# Script to match a Spotify song with a Youtube video

* Data needs to be in CSV format
* Artist represents a list of all the artists contributing to that song
* In this example I use the video matching to get the view count

In [None]:
from __future__ import print_function    # (at top of module)
import warnings
#warnings.filterwarnings('always')
from spotipy.oauth2 import SpotifyClientCredentials
import json
import spotipy
import time
import sys
import csv
import pandas as pd
import numpy as np
import matplotlib
import matplotlib.pyplot as plt
% matplotlib inline
plt.rcParams['figure.figsize'] = [10, 10]
from matplotlib.pyplot import figure
import math
import seaborn as sns
import config
import requests
import urllib

fileName = "google_cleaned_data.csv"

In [None]:
data = pd.read_csv(fileName ,encoding='utf-8')
data = data.drop_duplicates(subset=['song_id'], keep='first')
#data = data.drop_duplicates(subset=['song_title'], keep='first')
# delete all rows with column 'Age' has value 30 to 40 
#indexNames = data[ (data['popularity'] < 50) | (data['total_no_streams'] < 1000000) ].index
#data.drop(indexNames , inplace=True)
print("Number of entries in original data after cleaning: " + str(len(data.index)))

In [None]:
# DEBUGGING : print statements are commented out

# Build the query from the data
temp_query = ""
youtube_view_counts = []
youtube_video_titles = []
total_data_length = str(len(data.index))
cur_index = 1

# For each row in the dataframe
for index, row in data.iterrows():
    
    # Progress indicator
    print(cur_index, "/", total_data_length)
    cur_index += 1
    
    # Build the query as song_title + artists (from the Spotify API)
    temp_query += row['song_title'].replace(',', "") + " " + row['artist'].replace('[', "").replace(']', "").replace(',', "")
    
    #print("===============")
    #print(temp_query)
    
    params_for_query = {"part": "snippet",
                        "maxResults": 5,
                        "order": "relevance",
                        "pageToken": "",
                        "q": temp_query,
                        "key": config.youtube_client_secret,
                        "type": "video",
                        }
    url1 = "https://www.googleapis.com/youtube/v3/search"
    
    # Get top 5 video results ordered by relevance
    # TODO: Still some matching problems - how to get the most relevant video with the most views from official sources?
    page_query = requests.request(method="get", url=url1, params=params_for_query)
    j_results_query = json.loads(page_query.text)
    
    #print("QUERY ============================")
    
    max_viewcount = 0
    max_viewcount_title = ""
    
    # Iterate through the first 5 results to find the relevant video with most views
    for item in j_results_query['items']:
    
        
        #print("Video title: ", item['snippet']['title'])
        
        # Video title of a video to match the query string
        video_title = item['snippet']['title']

        
        #print("Video id: ", item['id']['videoId'])
        
        # Get the video ID of a video to match the query string
        video_id = item['id']['videoId']

        # Next, using this video ID we need to get the view count of that video
        params_for_stats = {"part": "statistics",
                            "id": video_id,
                            "key": config.youtube_client_secret,
                           }
        url2 = "https://www.googleapis.com/youtube/v3/videos"
        page_stats = requests.request(method="get", url=url2, params=params_for_stats)
        j_results_stats = json.loads(page_stats.text)

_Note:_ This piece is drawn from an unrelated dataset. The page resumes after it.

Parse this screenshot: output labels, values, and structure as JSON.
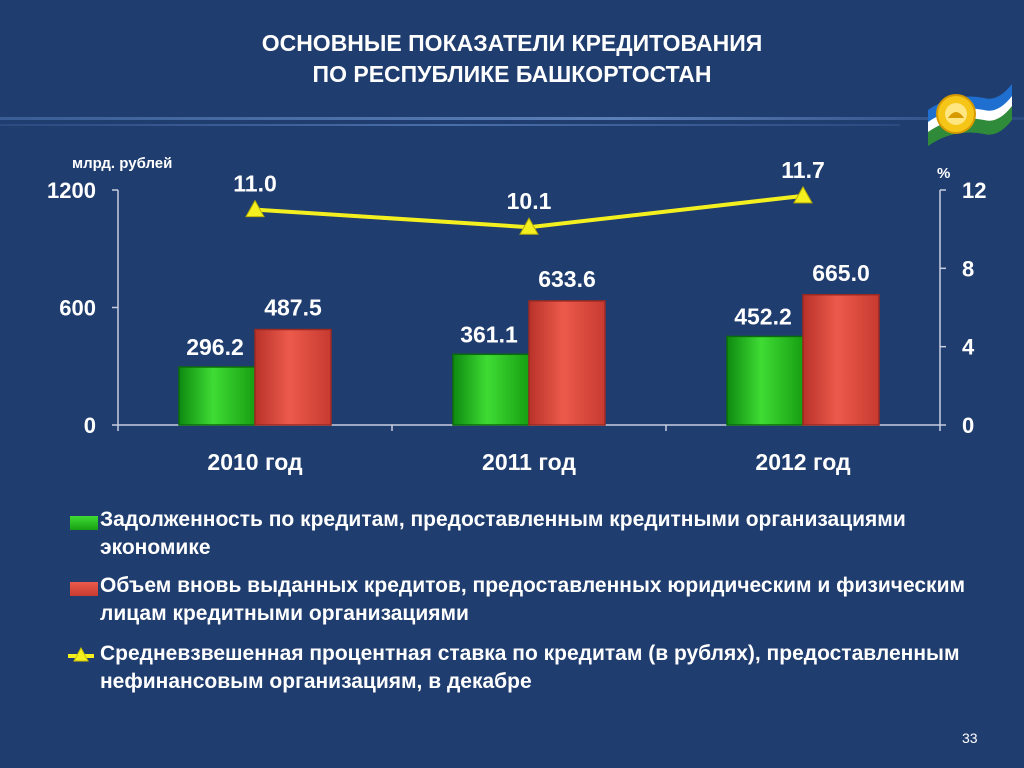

        # Check if problem with retrieving statistics
        if 'items' in j_results_stats:
            
            #print("Video view count: ", j_results_stats['items'][0]['statistics']['viewCount'])
            
            # Get the view count
            view_count  = j_results_stats['items'][0]['statistics']['viewCount']
            
            # This is my hacky matching condition
            # The video we want to match to our spotify song has to be the version of the song with the most views
            # BUT we also need to make sure that it is the same song
            # The .split() gets rid of some useless parts in a song title from spotify such as this
            # e.g. Spotify title = "Eastside (feat. Elton John)" - > "Eastside"
            # e.g. If we want the matching song for "Ariana Grande - thank u, next" and the results from the YT API are 
            #           1. "Ariana Grande - thank u, next (1 million views)"
            #           2. "Ariana Grande - breathin (5 million views)"
            # We would be tempted to just take the one with more views but in fact we need to double check so we only update the max
            # if the string "thank u, next" is also in the youtube video title
            # Hope this makes sense :) 
            if int(view_count) > max_viewcount and row['song_title'].split('(', 1)[0].split('-', 1)[0].rstrip().lower() in video_title.lower():
                max_viewcount = int(view_count)
                max_viewcount_title = video_title
            
    #print("CHOICE IS: ", max_viewcount_title, " ---- ", max_viewcount)
    
    # Keep the counts in a list
    youtube_view_counts.append(int(max_viewcount))
    
    #Keep titles in a list
    # Commas in the title would interefere with the CSV format so we get rid of them, also [] because they are list notation
    youtube_video_titles.append(max_viewcount_title.replace(",", "").replace('[','(').replace(']', ')'))
    
    temp_query = ""
    
# Add the two new columns to the data
data['youtube_view_count'] = youtube_view_counts
data['youtube_video_title'] = youtube_video_titles

print()
print("Done getting data.")

In [None]:
data.to_csv("data_try_algo_nn.csv", encoding="utf-8", header=True, index=False)